香港菲佣却不作如是观,他/她们控诉这就是种族歧视,并在四月五日办了一次有七千人参与的反歧视大游行。陶杰感叹菲人对英式幽默和博大精深的英语有不同的阅读,或不明所以而有误解,他对此唯有作出道歉。
那边厢,在尊贵的立法会中,议员们全情投入讨论如何箝制社民连三子的「语言暴力」,却对香港社会上存在的另一种语言暴力,几乎毫无反应,这种语言暴力不仅可深化社会里的隐性歧视态度,甚至可以导致有血有肉的杀伤力。
警员枪杀随地小解的尼泊尔裔男子这一案件,令我不解,我首先奇怪警员为什麽对一个并没有持械,深肤色的男子有过分反应?当他开枪时,他在想什麽?
陶杰先生虽指他僕人国家一文无种族歧视之意,但有长期阅读他文章的读者,必会知道,种族经常是陶先生的话题,例如他总指黑人骨子里有暴力倾向,又指阿拉法特是包头巾的中东「猥琐佬」。
他在上月二日《苹果日报》专栏一文《小课室大世界》里,又这样写道:「第三世界的刁民,长期适应了独裁,产生了人格的异变。你对他宽容,他长期受仇恨的灌输,小家气而多猜疑,只会得寸进尺,极恶穷凶。」
啊!我恍然大悟,报警两母女和开枪警员会否也这样想?事后警方竟向媒体放风,死者有偷窃纪录,这与解释警员开枪举动根本毫无关系,警方是不是要告诉我们,这名来自第三世界的死者早已人格异变,警员有必要自卫?
种族歧视一直是香港漠视的议题,这才令到自傲为文明的香港,却迟迟未有为种族歧视立法,直至去年才在立法会讨论通过,但还要等四月中才实施,可是,条文尽是形式,空洞无物,无助大家认识种族歧视的严重后果。
当然,媒体自觉和教育的配合也很重要。不过,在香港,莫说教育界未有配合,连拥有第四权的媒体对这议题也缺乏敏感度,这才会让陶杰先生不时以偏概全及非理性地大谈种族基因优劣。他的论调,按西方标准,已是赤裸裸的法西斯,却竟可以在香港横行无忌,还被赋予多种尊称,成为香港受欢迎的跨媒体文化人,这实属香港独有的文化现象。

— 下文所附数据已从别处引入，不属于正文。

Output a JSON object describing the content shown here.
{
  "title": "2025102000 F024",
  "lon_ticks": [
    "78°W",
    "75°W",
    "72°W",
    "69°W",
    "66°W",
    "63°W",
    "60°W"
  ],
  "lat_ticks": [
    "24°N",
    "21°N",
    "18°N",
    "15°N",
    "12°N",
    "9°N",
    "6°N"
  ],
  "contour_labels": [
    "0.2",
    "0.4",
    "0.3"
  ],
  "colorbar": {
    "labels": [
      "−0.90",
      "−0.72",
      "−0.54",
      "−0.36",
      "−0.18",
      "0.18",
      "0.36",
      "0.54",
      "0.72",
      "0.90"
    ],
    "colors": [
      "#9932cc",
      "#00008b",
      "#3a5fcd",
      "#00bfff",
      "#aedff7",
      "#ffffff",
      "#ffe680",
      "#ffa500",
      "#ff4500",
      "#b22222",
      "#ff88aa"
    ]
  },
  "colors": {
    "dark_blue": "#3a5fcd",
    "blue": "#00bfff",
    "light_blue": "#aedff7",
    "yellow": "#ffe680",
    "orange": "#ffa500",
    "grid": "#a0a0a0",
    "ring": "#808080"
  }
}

试想,如果陶先生的种族主义文章在西方刊登,会有什麽后果?又如果,他今次所涉及的主角菲佣改为犹太人,西方人会认为幽默吗?零七年英国有一实况节目,《名人大阿哥》,一次发生有白人室友古迪等人歧视印度裔室友谢蒂(Shilpa Shetty)的新闻,印度外交部即发表声明,指种族歧视不应存在于任何文明国家。当时的英国首相布莱尔(贝理雅)不得不出面澄清。

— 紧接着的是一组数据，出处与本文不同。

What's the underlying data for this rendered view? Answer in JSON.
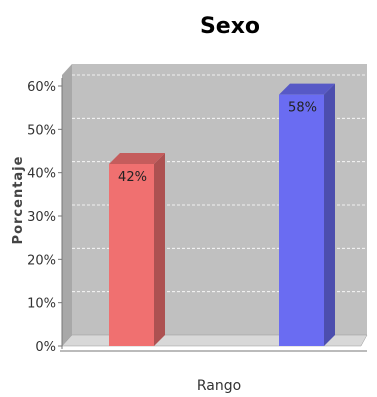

至于英国媒体,例如《卫报》,亦大字标题谴责歧视事件,英国也有百分之八十二观垄加入谴责行动,部分还发动游行示威。同年,美国也发生相类似事件,美国CBS名嘴伊姆斯在评论一项球赛时,形容其中一队黑人女子队伍为「卷髮妓女」,引致轩然大波,广告商威吓抽走广告,CBS唯有怒炒这位名嘴。西方经历纳粹主义、法西斯主义,血迹斑斑,有色人种/少数族裔民权运动得来不易,种族决定论已不合时宜。

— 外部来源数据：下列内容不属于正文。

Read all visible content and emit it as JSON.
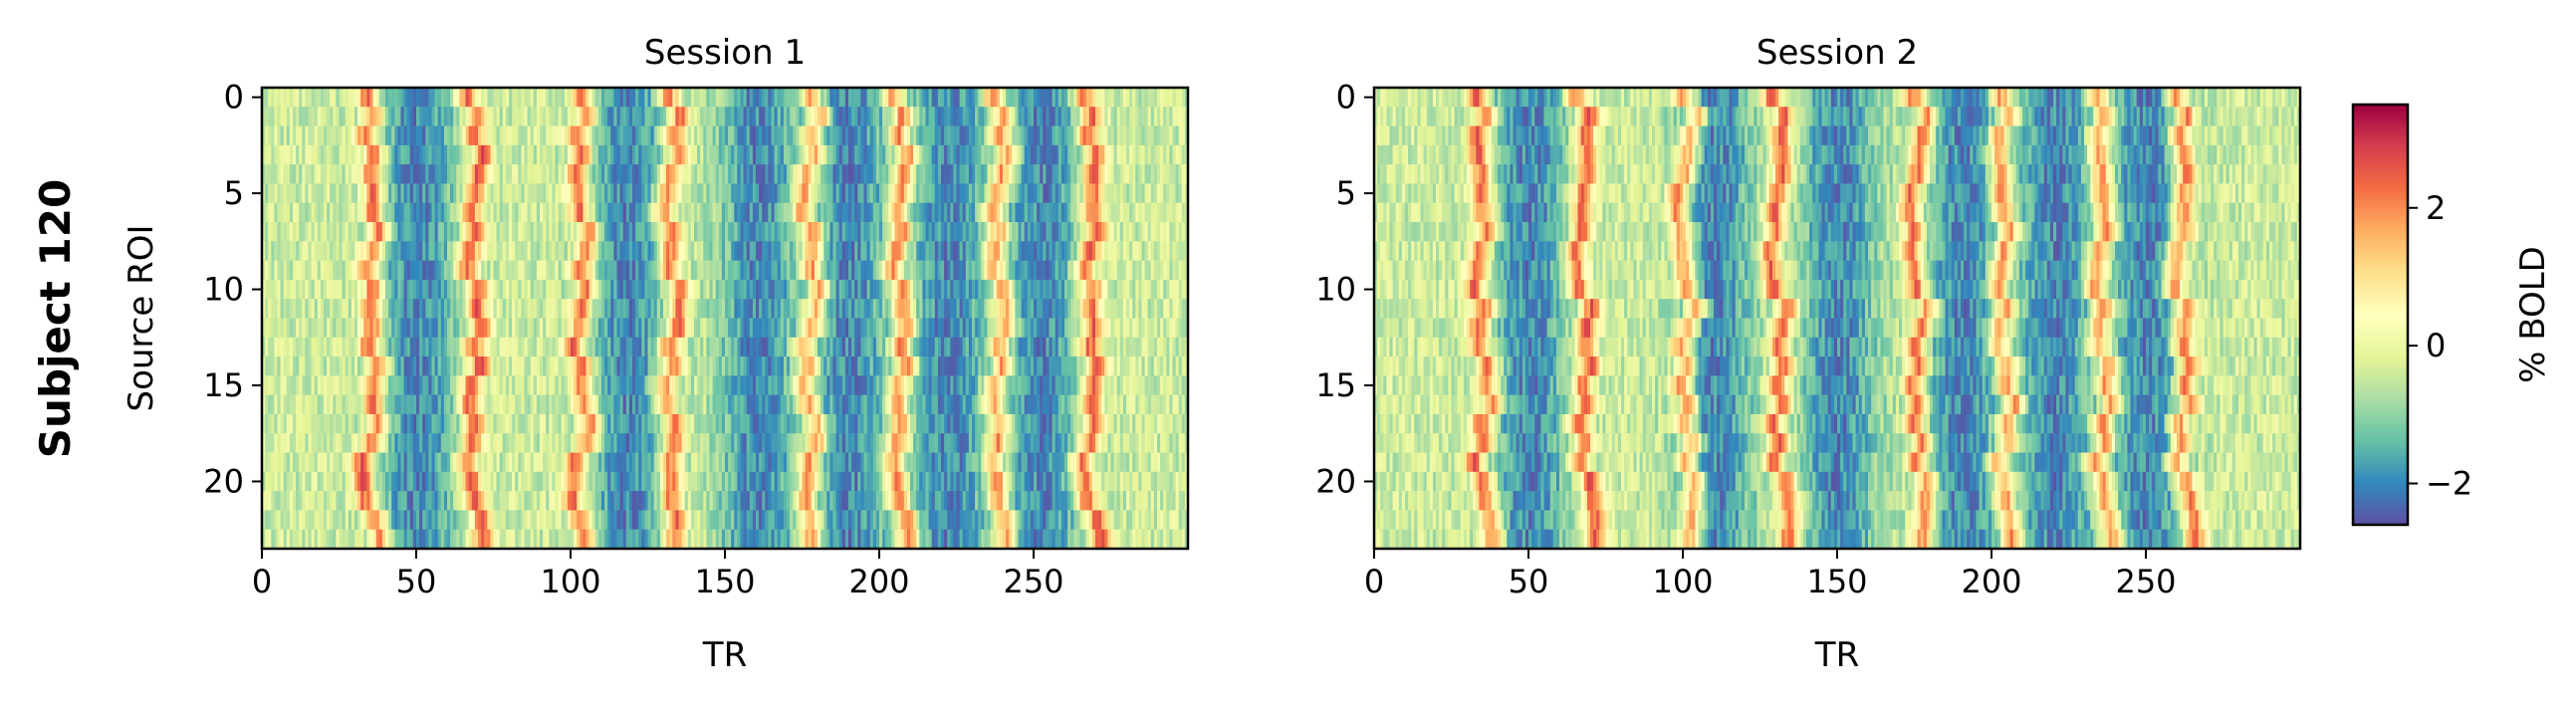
{
  "figure": {
    "row_title": "Subject 120"
  },
  "chart_data": [
    {
      "type": "heatmap",
      "title": "Session 1",
      "xlabel": "TR",
      "ylabel": "Source ROI",
      "x_range": [
        0,
        300
      ],
      "y_range": [
        0,
        23
      ],
      "x_ticks": [
        0,
        50,
        100,
        150,
        200,
        250
      ],
      "y_ticks": [
        0,
        5,
        10,
        15,
        20
      ],
      "y_inverted": true,
      "n_rows": 24,
      "n_cols": 300,
      "colormap": "Spectral_r",
      "peak_TRs": [
        35,
        68,
        103,
        132,
        177,
        206,
        238,
        268
      ],
      "trough_TRs": [
        50,
        118,
        160,
        190,
        222,
        252
      ]
    },
    {
      "type": "heatmap",
      "title": "Session 2",
      "xlabel": "TR",
      "ylabel": "",
      "x_range": [
        0,
        300
      ],
      "y_range": [
        0,
        23
      ],
      "x_ticks": [
        0,
        50,
        100,
        150,
        200,
        250
      ],
      "y_ticks": [
        0,
        5,
        10,
        15,
        20
      ],
      "y_inverted": true,
      "n_rows": 24,
      "n_cols": 300,
      "colormap": "Spectral_r",
      "peak_TRs": [
        35,
        68,
        101,
        131,
        176,
        204,
        236,
        262
      ],
      "trough_TRs": [
        50,
        110,
        150,
        190,
        220,
        250
      ]
    }
  ],
  "colorbar": {
    "label": "% BOLD",
    "range": [
      -2.6,
      3.5
    ],
    "ticks": [
      -2,
      0,
      2
    ],
    "tick_labels": [
      "−2",
      "0",
      "2"
    ],
    "colors": [
      "#5e4fa2",
      "#3288bd",
      "#66c2a5",
      "#abdda4",
      "#e6f598",
      "#ffffbf",
      "#fee08b",
      "#fdae61",
      "#f46d43",
      "#d53e4f",
      "#9e0142"
    ]
  }
}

我看这次陶杰事件绝不能单看他一篇文章,而是他对种族问题的一贯态度,既然他因其受欢迎程度,而无可避免地在社会发挥潜移默化的影响,当事人便应知有所检点,那些忙著为他护航的人士,这包括记协主席,急不及待拿出「言论自由无罪」、「游戏文章」等遮丑布,是否白白扼杀了一个可供香港好好讨论、却一向被漠视的议题。
香港一切简单化,但我们何不学Laughing哥,拿出正义心,搞笑有底线,香港人是时候用用脑袋了!